Veeve's marketing ambitions were limited not by capability or intent, but by tight coupling between content, booking, and revenue systems.
Every campaign carried operational risk. This case looks at how architectural separation enabled marketing to reach market with speed.
Background
Veeve is a premium short-term rental operator specializing in luxury homes across London, Paris and Los Angels. Operating in a highly competitive, digitally driven hospitality market, the website plays a mission-critical role—not just in brand perception, but in demand generation, campaign execution, and conversion.
By 2018, while Veeve's core business remained strong, the digital layer supporting it had become a bottleneck. Marketing execution was slow, website publishing required cross-team coordination, and campaign velocity lagged behind market opportunity.
I was engaged to help Veeve move from a tech-dependent publishing model to a marketing-owned digital operating system and to ensure no disruptions to ongoing bookings, integrations or operations.
The Strategic Challenge
The website needed modern look but the problemat the core was not aesthetics. It was organizational friction. Veeve faced several compounding issues:
Launching a simple landing page could take up to three months
Content changes required coordination across marketing, creative, and technology teams
Core booking logic and third‑party integrations had to remain live and untouched
The existing site needed to stay fully operational during transformation
Marketing ambition outpaced the system’s ability to execute
In a performance‑driven hospitality market, these delays had real revenue implications.

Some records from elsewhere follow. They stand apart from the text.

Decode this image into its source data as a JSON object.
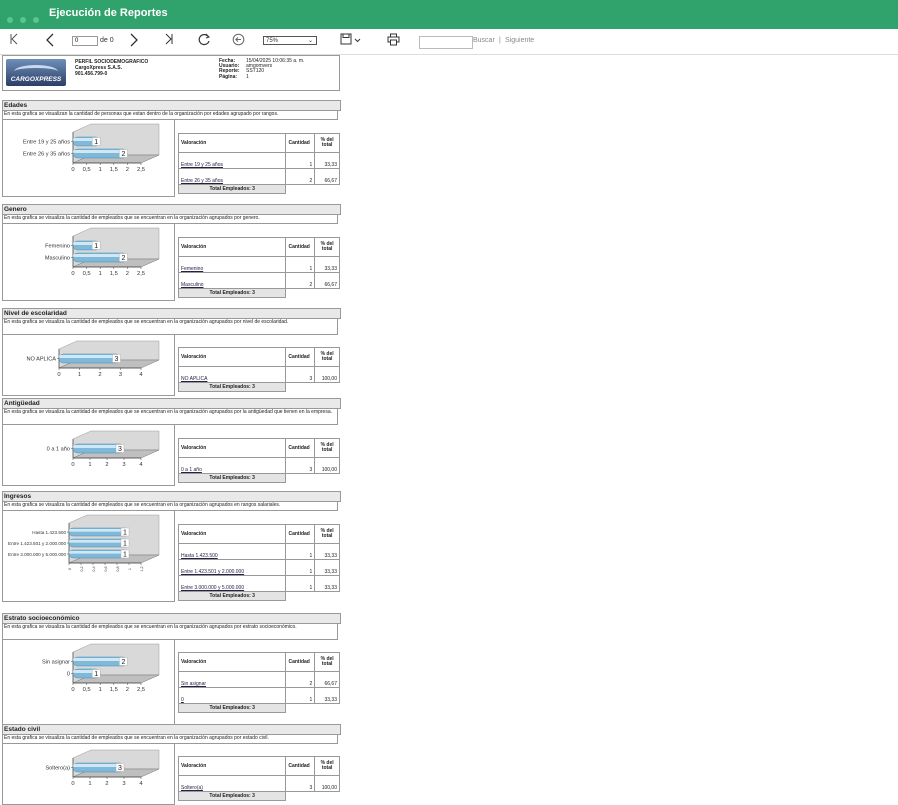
{
  "app": {
    "title": "Ejecución de Reportes"
  },
  "toolbar": {
    "page_value": "0",
    "of_label": "de 0",
    "zoom": "75%",
    "search_label": "Buscar",
    "separator": "|",
    "next_label": "Siguiente"
  },
  "header": {
    "logo_text": "CARGOXPRESS",
    "report_name": "PERFIL SOCIODEMOGRAFICO",
    "company": "CargoXpress S.A.S.",
    "nit": "901.456.799-0",
    "fecha_label": "Fecha:",
    "fecha": "15/04/2025 10:06:35 a. m.",
    "usuario_label": "Usuario:",
    "usuario": "amgomvers",
    "reporte_label": "Reporte:",
    "reporte": "SST120",
    "pagina_label": "Página:",
    "pagina": "1"
  },
  "table_headers": {
    "valoracion": "Valoración",
    "cantidad": "Cantidad",
    "pct": "% del total"
  },
  "sections": [
    {
      "title": "Edades",
      "desc": "En esta grafica se visualizan la cantidad de personas que estan dentro de la organización por edades agrupado por rangos.",
      "rows": [
        {
          "label": "Entre 19 y 25 años",
          "count": "1",
          "pct": "33,33"
        },
        {
          "label": "Entre 26 y 35 años",
          "count": "2",
          "pct": "66,67"
        }
      ],
      "total": "Total Empleados: 3"
    },
    {
      "title": "Genero",
      "desc": "En esta grafica se visualiza la cantidad de empleados que se encuentran en la organización agrupados por genero.",
      "rows": [
        {
          "label": "Femenino",
          "count": "1",
          "pct": "33,33"
        },
        {
          "label": "Masculino",
          "count": "2",
          "pct": "66,67"
        }
      ],
      "total": "Total Empleados: 3"
    },
    {
      "title": "Nivel de escolaridad",
      "desc": "En esta grafica se visualiza la cantidad de empleados que se encuentran en la organización agrupados por nivel de escolaridad.",
      "rows": [
        {
          "label": "NO APLICA",
          "count": "3",
          "pct": "100,00"
        }
      ],
      "total": "Total Empleados: 3"
    },
    {
      "title": "Antigüedad",
      "desc": "En esta grafica se visualiza la cantidad de empleados que se encuentran en la organización agrupados por la antigüedad que tienen en la empresa.",
      "rows": [
        {
          "label": "0 a 1 año",
          "count": "3",
          "pct": "100,00"
        }
      ],
      "total": "Total Empleados: 3"
    },
    {
      "title": "Ingresos",
      "desc": "En esta grafica se visualiza la cantidad de empleados que se encuentran en la organización agrupados en rangos salariales.",
      "rows": [
        {
          "label": "Hasta 1.423.500",
          "count": "1",
          "pct": "33,33"
        },
        {
          "label": "Entre 1.423.501 y 2.000.000",
          "count": "1",
          "pct": "33,33"
        },
        {
          "label": "Entre 3.000.000 y 5.000.000",
          "count": "1",
          "pct": "33,33"
        }
      ],
      "total": "Total Empleados: 3"
    },
    {
      "title": "Estrato socioeconómico",
      "desc": "En esta grafica se visualiza la cantidad de empleados que se encuentran en la organización agrupados por estrato socioeconómico.",
      "rows": [
        {
          "label": "Sin asignar",
          "count": "2",
          "pct": "66,67"
        },
        {
          "label": "0",
          "count": "1",
          "pct": "33,33"
        }
      ],
      "total": "Total Empleados: 3"
    },
    {
      "title": "Estado civil",
      "desc": "En esta grafica se visualiza la cantidad de empleados que se encuentran en la organización agrupados por estado civil.",
      "rows": [
        {
          "label": "Soltero(a)",
          "count": "3",
          "pct": "100,00"
        }
      ],
      "total": "Total Empleados: 3"
    }
  ],
  "chart_data": [
    {
      "type": "bar",
      "categories": [
        "Entre 19 y 25 años",
        "Entre 26 y 35 años"
      ],
      "values": [
        1,
        2
      ],
      "xticks": [
        "0",
        "0,5",
        "1",
        "1,5",
        "2",
        "2,5"
      ],
      "xlim": [
        0,
        2.5
      ]
    },
    {
      "type": "bar",
      "categories": [
        "Femenino",
        "Masculino"
      ],
      "values": [
        1,
        2
      ],
      "xticks": [
        "0",
        "0,5",
        "1",
        "1,5",
        "2",
        "2,5"
      ],
      "xlim": [
        0,
        2.5
      ]
    },
    {
      "type": "bar",
      "categories": [
        "NO APLICA"
      ],
      "values": [
        3
      ],
      "xticks": [
        "0",
        "1",
        "2",
        "3",
        "4"
      ],
      "xlim": [
        0,
        4
      ]
    },
    {
      "type": "bar",
      "categories": [
        "0 a 1 año"
      ],
      "values": [
        3
      ],
      "xticks": [
        "0",
        "1",
        "2",
        "3",
        "4"
      ],
      "xlim": [
        0,
        4
      ]
    },
    {
      "type": "bar",
      "categories": [
        "Hasta 1.423.500",
        "Entre 1.423.501 y 2.000.000",
        "Entre 3.000.000 y 5.000.000"
      ],
      "values": [
        1,
        1,
        1
      ],
      "xticks": [
        "0",
        "0,2",
        "0,4",
        "0,6",
        "0,8",
        "1",
        "1,2"
      ],
      "xlim": [
        0,
        1.2
      ]
    },
    {
      "type": "bar",
      "categories": [
        "Sin asignar",
        "0"
      ],
      "values": [
        2,
        1
      ],
      "xticks": [
        "0",
        "0,5",
        "1",
        "1,5",
        "2",
        "2,5"
      ],
      "xlim": [
        0,
        2.5
      ]
    },
    {
      "type": "bar",
      "categories": [
        "Soltero(a)"
      ],
      "values": [
        3
      ],
      "xticks": [
        "0",
        "1",
        "2",
        "3",
        "4"
      ],
      "xlim": [
        0,
        4
      ]
    }
  ]
}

Every dependency slowed campaign response, experimentation, and optimization.
The leadership mandate was clear: Marketing needed autonomy without compromising performance, stability, or scale.
Design Framing
From: Website Redesign
Speed up content and UI refresh through IT team or vendors
To: Marketing Control
How might we give the marketing team full, safe control over content and campaigns while preserving complex booking, data, and integration logic underneath?
This shifted the goal from publishing content faster to redesigning how growth teams operate.
The Approach
01. Decoupling Growth from Core Transactions
The first strategic move was architectural separation:
Core booking engines and third‑party APIs were preserved and isolated
A new CMS‑driven presentation layer was built around them
Marketing‑owned pages could evolve independently of transactional logic
This ensured innovation at the edge without risk at the core.
02. CMS as a Marketing Enablement System
The CMS was designed not for developers, but for marketers:
Intuitive page builders with drag‑and‑drop flexibility
Reusable components aligned to campaign needs
Consistent brand and UX guardrails baked in
Multi‑device responsiveness handled by the system, not the user
Publishing shifted from a technical process to a campaign workflow.
03. Parallel Development Without Business Disruption
To protect live revenue:
Dedicated staging and mirror environments replicated the production stack
Version control and API‑level access enabled independent development and testing
Migration occurred only after full parity, thorough testing and performance validation
This allowed the business to continue uninterrupted while transformation progressed.
04. Operating in a Fully Remote, Multi-Team Model
The programme was delivered remotely over ~7 months, coordinating:
Marketing, business, and technology stakeholders at Veeve
UX, CMS, and engineering specialists
External APIs and platform dependencies
Clear governance structures, tooling, and cadence ensured momentum without misalignment.
Resulting Impact
Veeve successfully migrated its entire website, including all legacy functionality, into a modern CMS-driven architecture
Marketing gained full autonomy over page creation, editing, and publishing
Campaign rollout timelines dropped from weeks/months to days
Site performance improved despite increased complexity
The platform became scalable for future growth and experimentation
Most importantly, Veeve’s marketing team moved from execution dependency to execution ownership.